Essa pressão da sociedade civil, que influencia os votos no Copom e impede a realização de eventos como o Gilmarpalooza no Brasil, é difícil de ser mensurada e não impede retrocessos no futuro. Mas a existência dessa força é inegável. Só nas últimas semanas, a sociedade civil organizada brasileira barrou o desastroso leilão do arroz estatal e o PL do Aborto no Congresso. Assim que o governo anunciou a vontade de importar grãos após as enchentes no Rio Grande do Sul, a Confederação da Agricultura e Pecuária do Brasil, CNA, veio a público para dizer que, além de desnecessária, a medida prejudicaria os produtores nacionais. A ideia foi engavetada, com o ministro da Agricultura, Carlos Fávaro, anunciando o cancelamento “desses leilões” pois “os preços do arroz caíram”. No Congresso, a Frente Parlamentar Evangélica conseguiu a proeza de, em um país majoritariamente contra o aborto, obter a oposição de 66% da população em um projeto de lei, segundo o Datafolha. A rejeição se deu porque a punição para a mulher estuprada seria superior à do seu estuprador. Acabou sendo mais uma iniciativa abortada.

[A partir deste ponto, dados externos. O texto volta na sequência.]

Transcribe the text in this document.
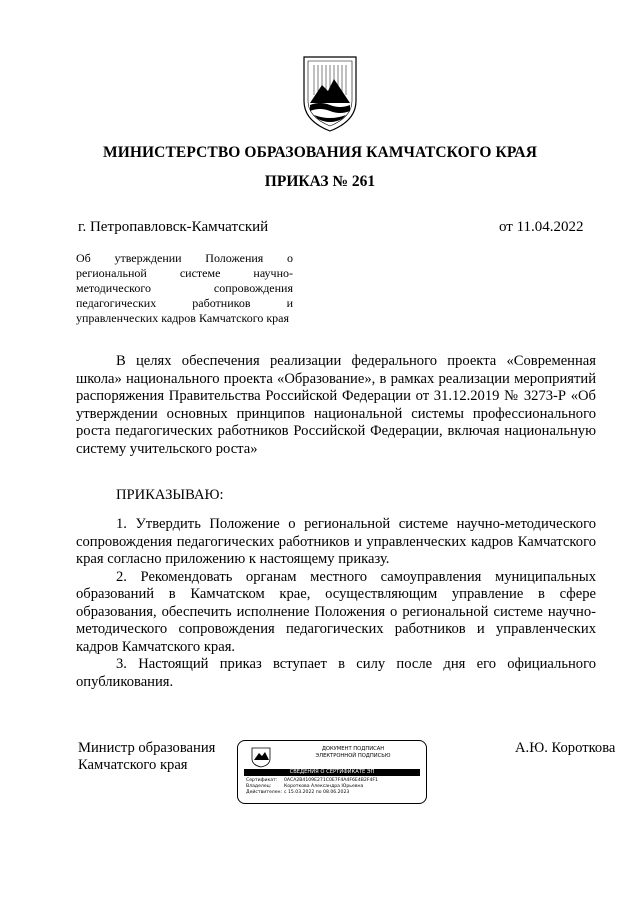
МИНИСТЕРСТВО ОБРАЗОВАНИЯ КАМЧАТСКОГО КРАЯ
ПРИКАЗ № 261
г. Петропавловск-Камчатский	от 11.04.2022
Об утверждении Положения о региональной системе научно-методического сопровождения педагогических работников и управленческих кадров Камчатского края
В целях обеспечения реализации федерального проекта «Современная школа» национального проекта «Образование», в рамках реализации мероприятий распоряжения Правительства Российской Федерации от 31.12.2019 № 3273-Р «Об утверждении основных принципов национальной системы профессионального роста педагогических работников Российской Федерации, включая национальную систему учительского роста»
ПРИКАЗЫВАЮ:

1. Утвердить Положение о региональной системе научно-методического сопровождения педагогических работников и управленческих кадров Камчатского края согласно приложению к настоящему приказу.

2. Рекомендовать органам местного самоуправления муниципальных образований в Камчатском крае, осуществляющим управление в сфере образования, обеспечить исполнение Положения о региональной системе научно-методического сопровождения педагогических работников и управленческих кадров Камчатского края.

3. Настоящий приказ вступает в силу после дня его официального опубликования.

Министр образования
Камчатского края
А.Ю. Короткова
ДОКУМЕНТ ПОДПИСАН
ЭЛЕКТРОННОЙ ПОДПИСЬЮ
СВЕДЕНИЯ О СЕРТИФИКАТЕ ЭП
Сертификат: 0ACA2B4109E271C0E7F4A4F6E4B2F4F1
Владелец:	Короткова Александра Юрьевна
Действителен: с 15.03.2022 по 08.06.2023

A força da sociedade civil foi muito bem documentada pelo aristocrata francês Alexis de Tocqueville, após uma viagem de quase um ano pelos Estados Unidos. Em seu livro Democracia na América, de 1835, Tocqueville declarou-se impressionado com a capacidade de organização do povo. “Os americanos de todas as idades, de todas as condições, de todos os espíritos, unem-se sem parar. Não apenas têm associações comerciais e industriais, das quais todos tomam parte, como também têm milhares de tipos: religiosas, morais, sérias, fúteis, muito gerais e extremamente específicas, imensas e pequenas”, escreveu Tocqueville. O hábito de se unir pelo bem comum foi herdado pelos americanos da Inglaterra, que já tinha realizado a maior campanha de mobilização da opinião pública para abolir a escravidão e o tráfico negreiro, no final do século 18.

O movimento iniciado na Inglaterra ainda daria frutos em solo americano, repercutindo nas posições abolicionistas do presidente Abraham Lincoln. Na década de 1960, foi também por pressão da opinião pública que o presidente Lyndon Johnson assinou a Lei dos Direitos Civis, proibindo a discriminação com base em raça, cor, religião, sexo e nacionalidade, e a lei para garantir o voto dos negros. “Essas ideias não partiram da Casa Branca. Elas foram o resultado de um movimento extremamente organizado, que teve ampla participação de líderes religiosos”, diz Lucas de Souza Martins, professor de História dos Estados Unidos na Temple University, na Filadélfia. “Essa e outras transformações da sociedade não ocorreriam sem pressão da sociedade civil.”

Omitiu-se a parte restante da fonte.